サチの「カフェを開きたい」という夢に、翔子と若葉は乗っかった。3人は、そこにみねを引き入れる。ああ、みねくん……。「女の人たちが楽しそうにしているのを見ているのが幸せ」と、穏やかに控えめに語ったみねくん。子どもの頃から「女と男、どっちなんだよ」とからかわれ、社会人になっても周囲に馴染めないみねくん。バスツアーで、サチら3人が仲良くなっていく様子を幸せそうに見つめていたみねくん。

「あいつ、ちょっと変わってるよね」と言われながら生きてきた自分を3人が信頼し、3,000万円の管理を任せるくだりが泣けた。おどおど戸惑いながら、でも内心は爆発しそうなぐらい嬉しくてたまらないみねを演じた岡山天音さん。いつもは「やっぱり天音くんが犯人?」「ここで天音くんが裏切る、みたいな展開?」と思わせる役が多いけれど、今回の天音(呼び捨て)は違う! 天使である。

3人の夢と共に進む、富士子と邦子

サチらは、理想のカフェにセンスの塊なんか求めていない。「そういうの、私たちに合わないから」「もっと敷居の低い、富士子や邦子のような元乙女たちも入りやすいカフェに」と、カフェプロデューサーの賢太に伝える。彼女たちの夢に、みねと賢太、そして富士子と邦子も加わり、カフェのオープンに向けて進んでいく。どうかこのまま上手くいってほしい。

第6話では、昔の暮らしへの執着に踏ん切りをつけ、若葉と一緒に東京に出てきた富士子が、邦子に語るシーンが特に印象的だった。「仕事も見つからないし、東京でどう生きていいか分からない」と珍しくふさぎ込む富士子。「車イスの邦子の力になることで、自分の存在意義を見出そうとしている。自分のために邦子を利用しているのだ」と、邦子に謝るのだ。富士子は、自分に嘘偽りなく生きてきたのだろう。娘があんな風に育ったことをも受け止めながら。仲良くなった邦子に対し、誠実でありたいと思ったのかもしれない。やさしく朗らかな邦子とは、いい意味で凸凹コンビになりそうだ。

つらい日々と日曜日のラジオの意味

印象的なシーンはもう一つ。3人を巡り合わせたラジオが、日曜日に放送されていることが明かされたくだりだ。ドラマ名の伏線回収。なぜラジオを聴きはじめたのか、みんなが語りはじめる。そして、若葉が学校で書いた「日曜の夜に死にたくならない人は幸せな人だ」という詩。「もっと楽しいことを書け」と低評価した先生に対して、猛抗議した富士子。ここに至るまでの主人公たちの生きづらさが、ドドドッと押し寄せてくる。けれど、今は邦子のつくるカレーがあり、富士子が居り、同じ夢を追う友達とそれを見守るみねがいる。夢を手助けしてくれる賢太もいる。

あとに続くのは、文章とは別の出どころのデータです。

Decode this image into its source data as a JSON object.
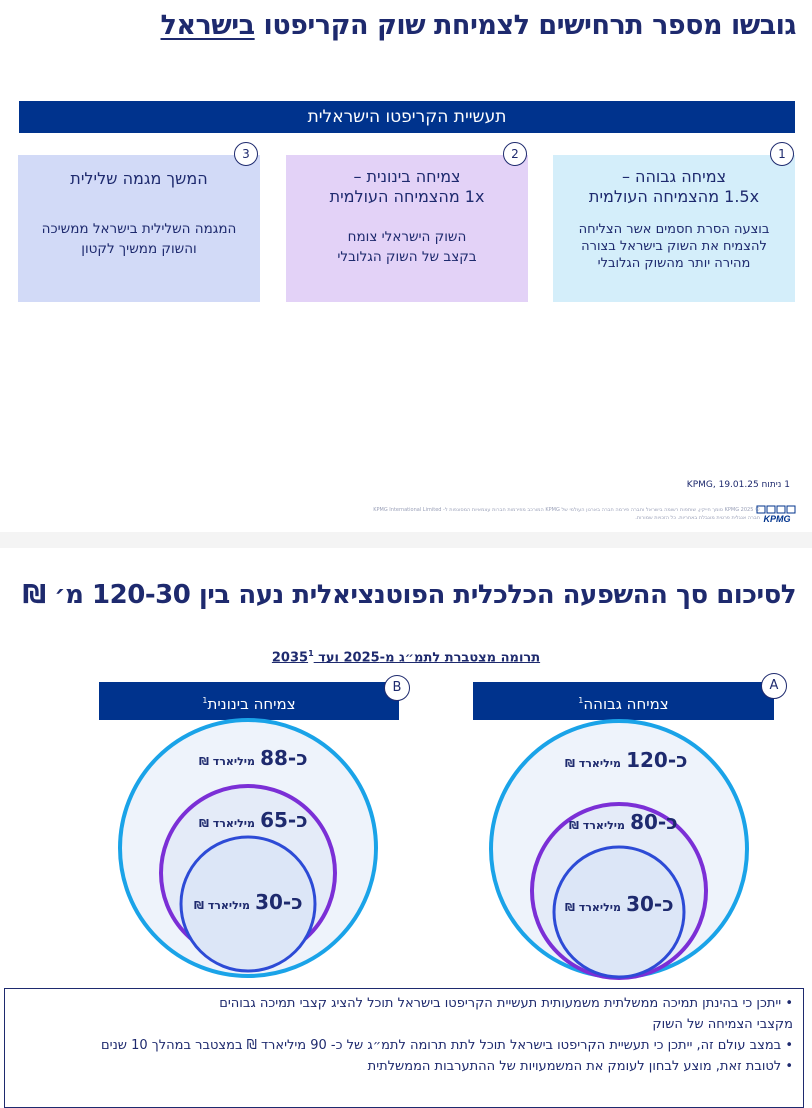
{
  "slide1": {
    "title_main": "גובשו מספר תרחישים לצמיחת שוק הקריפטו ",
    "title_underlined": "בישראל",
    "banner": "תעשיית הקריפטו הישראלית",
    "cards": [
      {
        "num": "1",
        "title_line1": "צמיחה גבוהה –",
        "title_line2": "1.5x מהצמיחה העולמית",
        "body": [
          "בוצעה הסרת חסמים אשר הצליחה",
          "להצמיח את השוק בישראל בצורה",
          "מהירה יותר מהשוק הגלובלי"
        ]
      },
      {
        "num": "2",
        "title_line1": "צמיחה בינונית –",
        "title_line2": "1x מהצמיחה העולמית",
        "body": [
          "השוק הישראלי צומח",
          "בקצב של השוק הגלובלי"
        ]
      },
      {
        "num": "3",
        "title_line1": "המשך מגמה שלילית",
        "title_line2": "",
        "body": [
          "המגמה השלילית בישראל ממשיכה",
          "והשוק ממשיך לקטון"
        ]
      }
    ],
    "source": "1 ניתוח KPMG, 19.01.25",
    "legal_line1": "© 2025 KPMG סומך חייקין, שותפות רשומה בישראל וחברה פירמה חברה בארגון העולמי של KPMG המורכב מפירמות חברות עצמאיות המסונפות ל- KPMG International Limited",
    "legal_line2": "חברה אנגלית פרטית מוגבלת באחריות. כל הזכויות שמורות.",
    "logo_text": "KPMG"
  },
  "slide2": {
    "title": "לסיכום סך ההשפעה הכלכלית הפוטנציאלית נעה בין 120-30 מ׳ ₪",
    "subtitle": "תרומה מצטברת לתמ״ג מ-2025 ועד 2035",
    "subtitle_sup": "1",
    "scenarios": [
      {
        "badge": "A",
        "header": "צמיחה גבוהה",
        "header_sup": "1",
        "outer": {
          "num": "כ-120",
          "unit": "מיליארד ₪"
        },
        "middle": {
          "num": "כ-80",
          "unit": "מיליארד ₪"
        },
        "inner": {
          "num": "כ-30",
          "unit": "מיליארד ₪"
        }
      },
      {
        "badge": "B",
        "header": "צמיחה בינונית",
        "header_sup": "1",
        "outer": {
          "num": "כ-88",
          "unit": "מיליארד ₪"
        },
        "middle": {
          "num": "כ-65",
          "unit": "מיליארד ₪"
        },
        "inner": {
          "num": "כ-30",
          "unit": "מיליארד ₪"
        }
      }
    ],
    "notes": [
      "•  ייתכן כי בהינתן תמיכה ממשלתית משמעותית תעשיית הקריפטו בישראל תוכל להציג קצבי תמיכה גבוהים",
      "מקצבי הצמיחה של השוק",
      "•  במצב עולם זה, ייתכן כי תעשיית הקריפטו בישראל תוכל לתת תרומה לתמ״ג של כ- 90 מיליארד ₪ במצטבר במהלך 10 שנים",
      "•  לטובת זאת, מוצע לבחון לעומק את המשמעויות של ההתערבות הממשלתית"
    ],
    "colors": {
      "outer_ring": "#1aa3e8",
      "middle_ring": "#7b2fd6",
      "inner_ring": "#2d4bd6",
      "header_bg": "#00338d"
    }
  }
}
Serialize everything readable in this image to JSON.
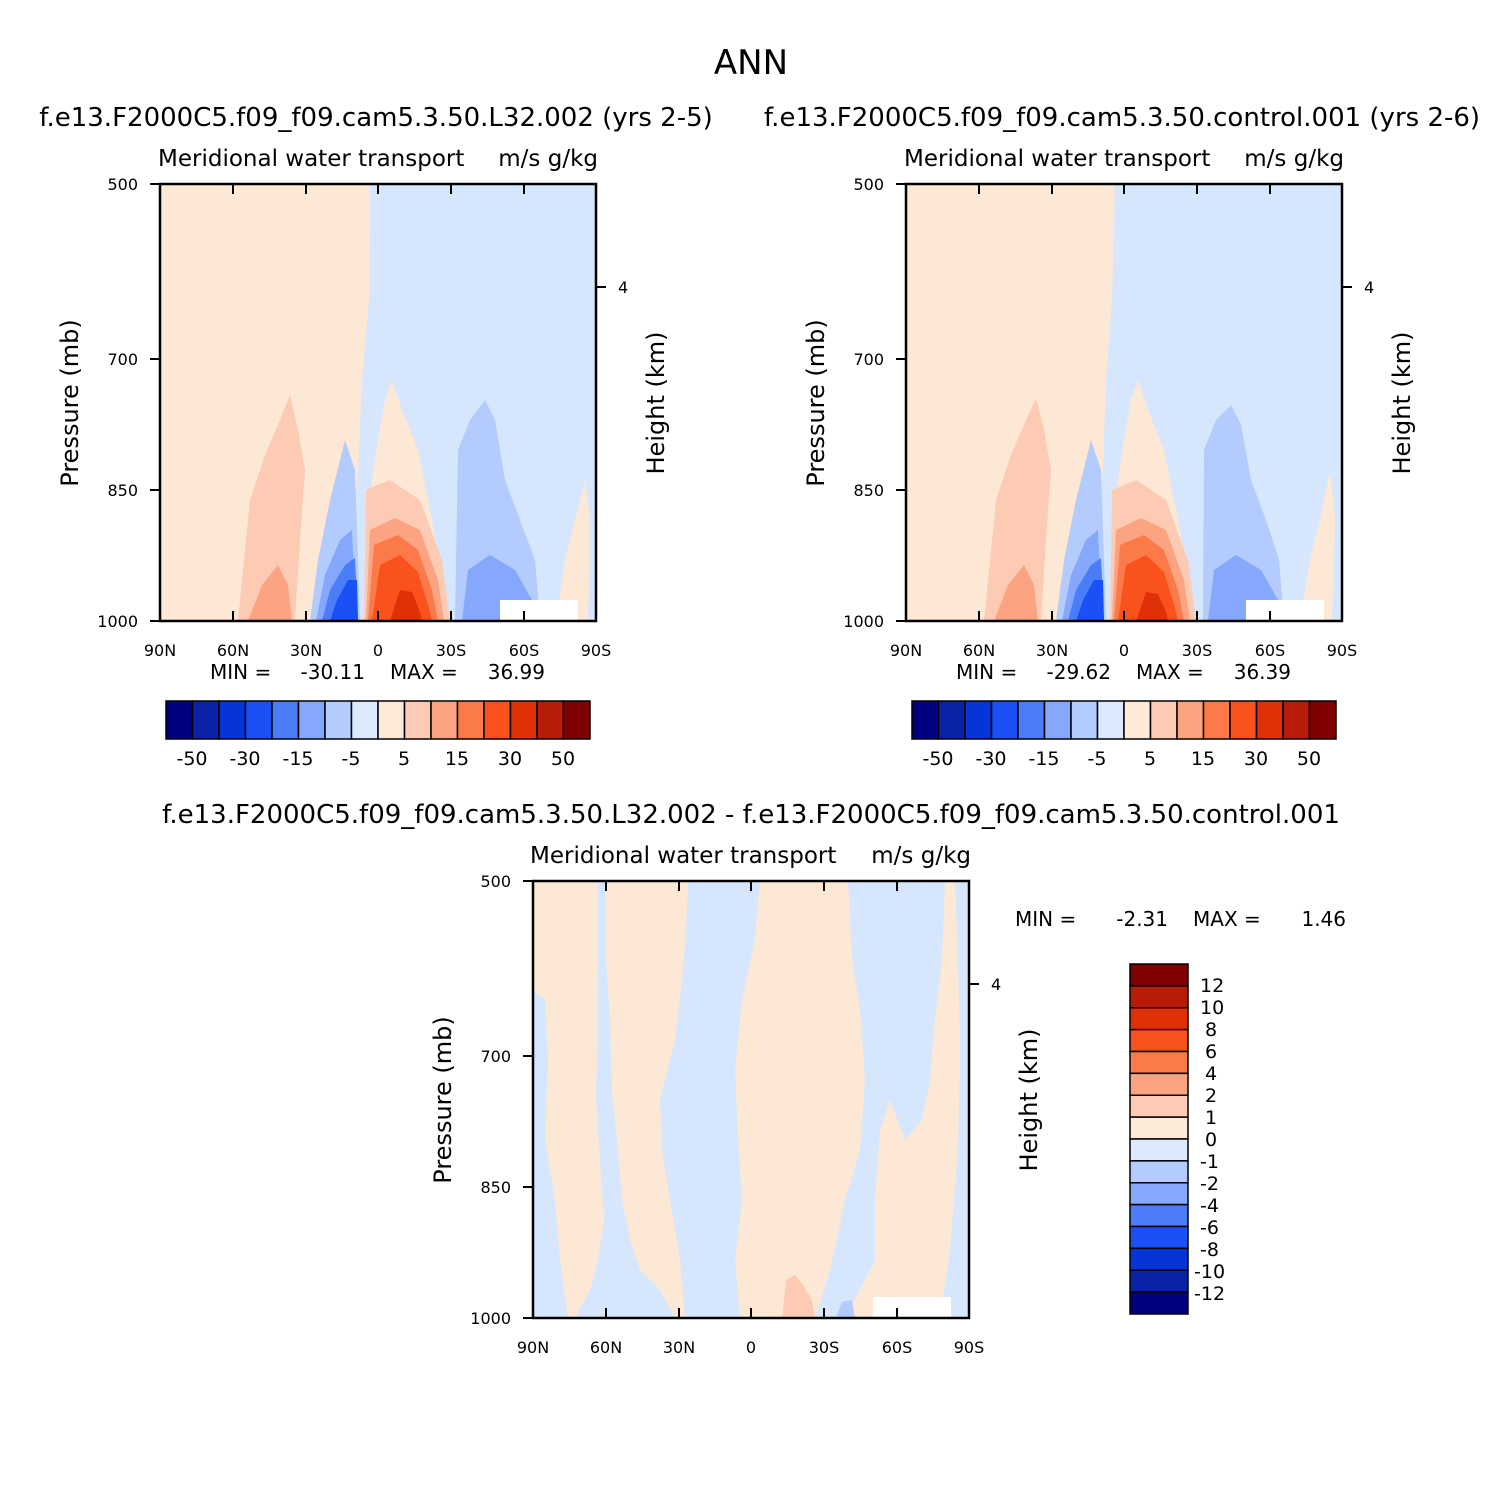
{
  "figure": {
    "title": "ANN"
  },
  "palette": {
    "colors": [
      "#00007f",
      "#0a22a8",
      "#0534d9",
      "#1a50f5",
      "#4c7df8",
      "#85a7fc",
      "#b3cbfd",
      "#ddeafd",
      "#ffe9d8",
      "#fdcbb4",
      "#fca382",
      "#fc7a4a",
      "#f9521d",
      "#e03008",
      "#b71c06",
      "#7f0000"
    ],
    "pos_fill_light": "#fde8d5",
    "neg_fill_light": "#d6e7fd"
  },
  "panels": [
    {
      "id": "top-left",
      "case_title": "f.e13.F2000C5.f09_f09.cam5.3.50.L32.002 (yrs 2-5)",
      "variable": "Meridional water transport",
      "units": "m/s g/kg",
      "ylabel": "Pressure (mb)",
      "ylabel_right": "Height (km)",
      "y_ticks": [
        "500",
        "700",
        "850",
        "1000"
      ],
      "right_tick": "4",
      "x_ticks": [
        "90N",
        "60N",
        "30N",
        "0",
        "30S",
        "60S",
        "90S"
      ],
      "stats": {
        "min_label": "MIN =",
        "min": "-30.11",
        "max_label": "MAX =",
        "max": "36.99"
      },
      "colorbar_labels": [
        "-50",
        "-30",
        "-15",
        "-5",
        "5",
        "15",
        "30",
        "50"
      ]
    },
    {
      "id": "top-right",
      "case_title": "f.e13.F2000C5.f09_f09.cam5.3.50.control.001 (yrs 2-6)",
      "variable": "Meridional water transport",
      "units": "m/s g/kg",
      "ylabel": "Pressure (mb)",
      "ylabel_right": "Height (km)",
      "y_ticks": [
        "500",
        "700",
        "850",
        "1000"
      ],
      "right_tick": "4",
      "x_ticks": [
        "90N",
        "60N",
        "30N",
        "0",
        "30S",
        "60S",
        "90S"
      ],
      "stats": {
        "min_label": "MIN =",
        "min": "-29.62",
        "max_label": "MAX =",
        "max": "36.39"
      },
      "colorbar_labels": [
        "-50",
        "-30",
        "-15",
        "-5",
        "5",
        "15",
        "30",
        "50"
      ]
    },
    {
      "id": "bottom",
      "case_title": "f.e13.F2000C5.f09_f09.cam5.3.50.L32.002 - f.e13.F2000C5.f09_f09.cam5.3.50.control.001",
      "variable": "Meridional water transport",
      "units": "m/s g/kg",
      "ylabel": "Pressure (mb)",
      "ylabel_right": "Height (km)",
      "y_ticks": [
        "500",
        "700",
        "850",
        "1000"
      ],
      "right_tick": "4",
      "x_ticks": [
        "90N",
        "60N",
        "30N",
        "0",
        "30S",
        "60S",
        "90S"
      ],
      "stats": {
        "min_label": "MIN =",
        "min": "-2.31",
        "max_label": "MAX =",
        "max": "1.46"
      },
      "colorbar_labels": [
        "12",
        "10",
        "8",
        "6",
        "4",
        "2",
        "1",
        "0",
        "-1",
        "-2",
        "-4",
        "-6",
        "-8",
        "-10",
        "-12"
      ]
    }
  ],
  "chart_data": [
    {
      "type": "heatmap",
      "title": "f.e13.F2000C5.f09_f09.cam5.3.50.L32.002 (yrs 2-5)",
      "subtitle": "Meridional water transport",
      "units": "m/s g/kg",
      "xlabel": "",
      "ylabel": "Pressure (mb)",
      "x_ticks": [
        "90N",
        "60N",
        "30N",
        "0",
        "30S",
        "60S",
        "90S"
      ],
      "y_ticks": [
        500,
        700,
        850,
        1000
      ],
      "ylim": [
        1000,
        500
      ],
      "min": -30.11,
      "max": 36.99,
      "colorbar_levels": [
        -50,
        -40,
        -30,
        -20,
        -15,
        -10,
        -5,
        0,
        5,
        10,
        15,
        20,
        30,
        40,
        50
      ]
    },
    {
      "type": "heatmap",
      "title": "f.e13.F2000C5.f09_f09.cam5.3.50.control.001 (yrs 2-6)",
      "subtitle": "Meridional water transport",
      "units": "m/s g/kg",
      "xlabel": "",
      "ylabel": "Pressure (mb)",
      "x_ticks": [
        "90N",
        "60N",
        "30N",
        "0",
        "30S",
        "60S",
        "90S"
      ],
      "y_ticks": [
        500,
        700,
        850,
        1000
      ],
      "ylim": [
        1000,
        500
      ],
      "min": -29.62,
      "max": 36.39,
      "colorbar_levels": [
        -50,
        -40,
        -30,
        -20,
        -15,
        -10,
        -5,
        0,
        5,
        10,
        15,
        20,
        30,
        40,
        50
      ]
    },
    {
      "type": "heatmap",
      "title": "f.e13.F2000C5.f09_f09.cam5.3.50.L32.002 - f.e13.F2000C5.f09_f09.cam5.3.50.control.001",
      "subtitle": "Meridional water transport",
      "units": "m/s g/kg",
      "xlabel": "",
      "ylabel": "Pressure (mb)",
      "x_ticks": [
        "90N",
        "60N",
        "30N",
        "0",
        "30S",
        "60S",
        "90S"
      ],
      "y_ticks": [
        500,
        700,
        850,
        1000
      ],
      "ylim": [
        1000,
        500
      ],
      "min": -2.31,
      "max": 1.46,
      "colorbar_levels": [
        12,
        10,
        8,
        6,
        4,
        2,
        1,
        0,
        -1,
        -2,
        -4,
        -6,
        -8,
        -10,
        -12
      ]
    }
  ]
}
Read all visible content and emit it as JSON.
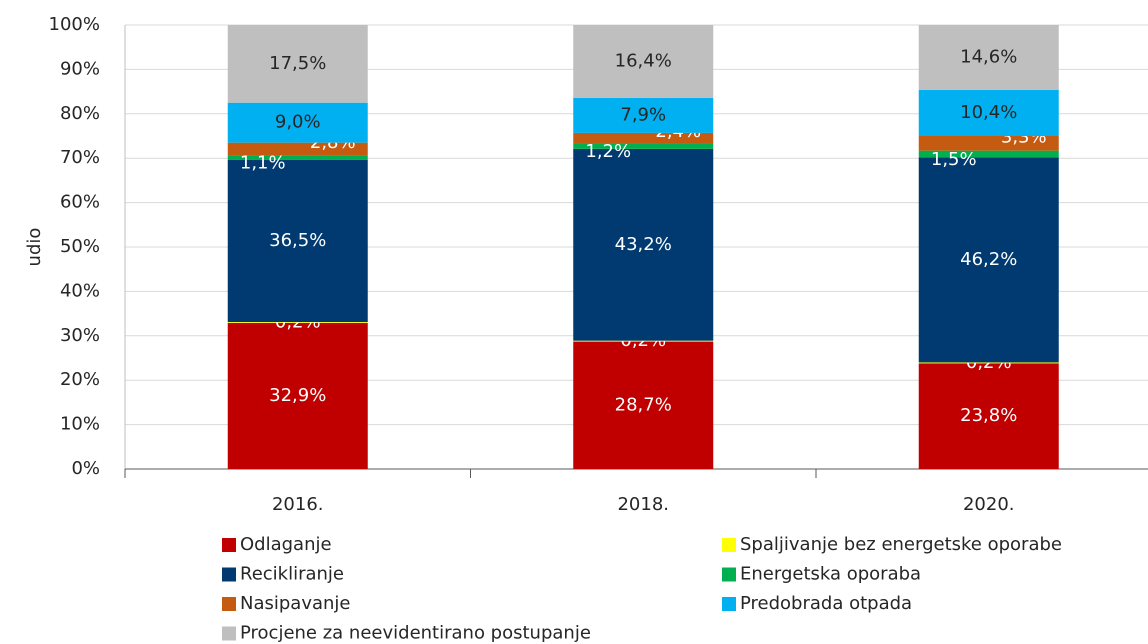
{
  "chart_data": {
    "type": "stacked_bar",
    "y_label": "udio",
    "categories": [
      "2016.",
      "2018.",
      "2020."
    ],
    "ylim": [
      0,
      100
    ],
    "yticks": [
      {
        "value": 0,
        "label": "0%"
      },
      {
        "value": 10,
        "label": "10%"
      },
      {
        "value": 20,
        "label": "20%"
      },
      {
        "value": 30,
        "label": "30%"
      },
      {
        "value": 40,
        "label": "40%"
      },
      {
        "value": 50,
        "label": "50%"
      },
      {
        "value": 60,
        "label": "60%"
      },
      {
        "value": 70,
        "label": "70%"
      },
      {
        "value": 80,
        "label": "80%"
      },
      {
        "value": 90,
        "label": "90%"
      },
      {
        "value": 100,
        "label": "100%"
      }
    ],
    "grid": true,
    "series": [
      {
        "name": "Odlaganje",
        "color": "#c00000",
        "values": [
          32.9,
          28.7,
          23.8
        ],
        "value_labels": [
          "32,9%",
          "28,7%",
          "23,8%"
        ]
      },
      {
        "name": "Spaljivanje bez energetske oporabe",
        "color": "#ffff00",
        "values": [
          0.2,
          0.2,
          0.2
        ],
        "value_labels": [
          "0,2%",
          "0,2%",
          "0,2%"
        ]
      },
      {
        "name": "Recikliranje",
        "color": "#003a70",
        "values": [
          36.5,
          43.2,
          46.2
        ],
        "value_labels": [
          "36,5%",
          "43,2%",
          "46,2%"
        ]
      },
      {
        "name": "Energetska oporaba",
        "color": "#00b050",
        "values": [
          1.1,
          1.2,
          1.5
        ],
        "value_labels": [
          "1,1%",
          "1,2%",
          "1,5%"
        ]
      },
      {
        "name": "Nasipavanje",
        "color": "#c55a11",
        "values": [
          2.8,
          2.4,
          3.3
        ],
        "value_labels": [
          "2,8%",
          "2,4%",
          "3,3%"
        ]
      },
      {
        "name": "Predobrada otpada",
        "color": "#00b0f0",
        "values": [
          9.0,
          7.9,
          10.4
        ],
        "value_labels": [
          "9,0%",
          "7,9%",
          "10,4%"
        ]
      },
      {
        "name": "Procjene za neevidentirano postupanje",
        "color": "#bfbfbf",
        "values": [
          17.5,
          16.4,
          14.6
        ],
        "value_labels": [
          "17,5%",
          "16,4%",
          "14,6%"
        ]
      }
    ]
  }
}
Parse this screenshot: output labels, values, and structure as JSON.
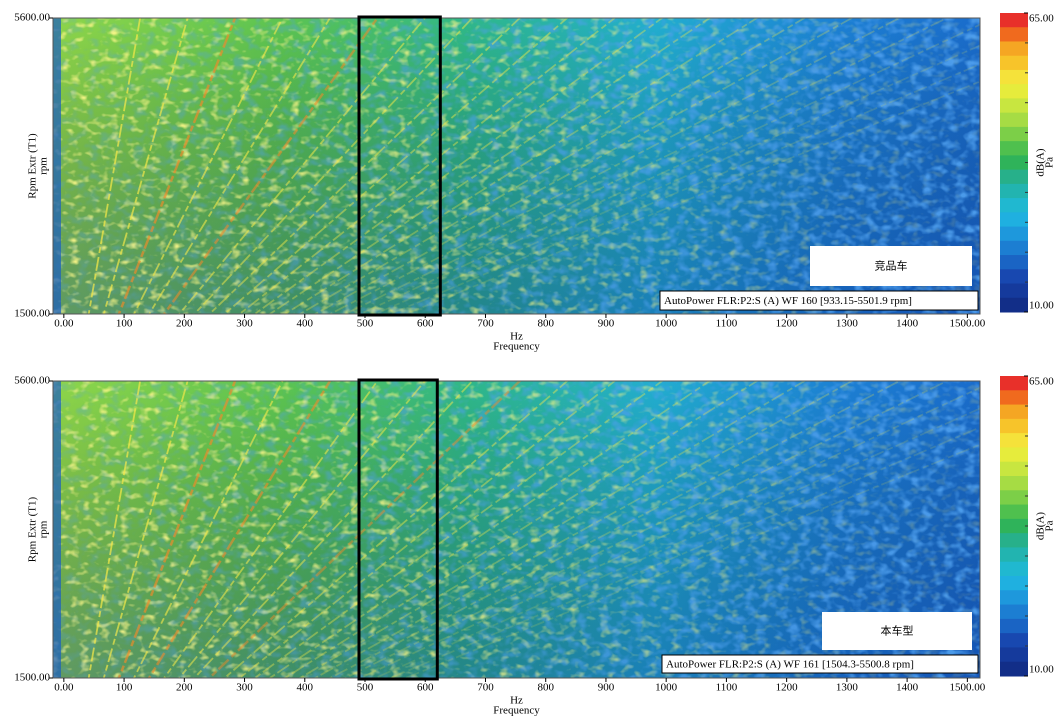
{
  "chart_data": [
    {
      "type": "heatmap",
      "annotation": "竞品车",
      "legend_text": "AutoPower FLR:P2:S (A) WF 160 [933.15-5501.9 rpm]",
      "x_unit": "Hz",
      "xlabel": "Frequency",
      "ylabel": "Rpm Extr (T1)",
      "y_unit": "rpm",
      "colorbar_label": "dB(A)",
      "colorbar_unit": "Pa",
      "xlim": [
        -18,
        1521
      ],
      "xticks": [
        {
          "value": 0,
          "label": "0.00"
        },
        100,
        200,
        300,
        400,
        500,
        600,
        700,
        800,
        900,
        1000,
        1100,
        1200,
        1300,
        1400,
        {
          "value": 1500,
          "label": "1500.00"
        }
      ],
      "ylim": [
        1500,
        5600
      ],
      "yticks": [
        {
          "value": 1500,
          "label": "1500.00"
        },
        {
          "value": 5600,
          "label": "5600.00"
        }
      ],
      "zlim": [
        10,
        65
      ],
      "zticks": [
        {
          "value": 10,
          "label": "10.00"
        },
        {
          "value": 65,
          "label": "65.00"
        }
      ],
      "highlight": [
        490,
        625
      ],
      "colormap": [
        "#e8302a",
        "#f06a1e",
        "#f5a623",
        "#f7c42a",
        "#f5e23a",
        "#e6ec3c",
        "#c8e640",
        "#a6dc44",
        "#7ccf48",
        "#4fc04e",
        "#2fb35a",
        "#27b08a",
        "#22b4b0",
        "#20b8d0",
        "#1fb0e0",
        "#1e98dc",
        "#1c7ed2",
        "#1a64c4",
        "#1848b0",
        "#153a9c",
        "#122e88"
      ]
    },
    {
      "type": "heatmap",
      "annotation": "本车型",
      "legend_text": "AutoPower FLR:P2:S (A) WF 161 [1504.3-5500.8 rpm]",
      "x_unit": "Hz",
      "xlabel": "Frequency",
      "ylabel": "Rpm Extr (T1)",
      "y_unit": "rpm",
      "colorbar_label": "dB(A)",
      "colorbar_unit": "Pa",
      "xlim": [
        -18,
        1521
      ],
      "xticks": [
        {
          "value": 0,
          "label": "0.00"
        },
        100,
        200,
        300,
        400,
        500,
        600,
        700,
        800,
        900,
        1000,
        1100,
        1200,
        1300,
        1400,
        {
          "value": 1500,
          "label": "1500.00"
        }
      ],
      "ylim": [
        1500,
        5600
      ],
      "yticks": [
        {
          "value": 1500,
          "label": "1500.00"
        },
        {
          "value": 5600,
          "label": "5600.00"
        }
      ],
      "zlim": [
        10,
        65
      ],
      "zticks": [
        {
          "value": 10,
          "label": "10.00"
        },
        {
          "value": 65,
          "label": "65.00"
        }
      ],
      "highlight": [
        490,
        620
      ],
      "colormap": [
        "#e8302a",
        "#f06a1e",
        "#f5a623",
        "#f7c42a",
        "#f5e23a",
        "#e6ec3c",
        "#c8e640",
        "#a6dc44",
        "#7ccf48",
        "#4fc04e",
        "#2fb35a",
        "#27b08a",
        "#22b4b0",
        "#20b8d0",
        "#1fb0e0",
        "#1e98dc",
        "#1c7ed2",
        "#1a64c4",
        "#1848b0",
        "#153a9c",
        "#122e88"
      ]
    }
  ]
}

たとえサチの父親や若葉の母親が登場しても、きっと今の彼女たちなら対処できる。いや、ここはいっそのこと、鼓田ミナレのラジオ番組(最終回早すぎる……泣)で公開説教でもしてもらえば、一気に解決する気がしないでもないが。

登場人物たちに、完全に感情移入。だから皆が幸せに笑う姿を見届けたい。Mrs. GREEN APPLEの歌う主題歌「ケセラセラ」も好き。劇伴も好き。映画のような映像も好き。少しずつ変化していく彼女らを表現しているエンディングも好き。

どうか、全員が幸せになれますように。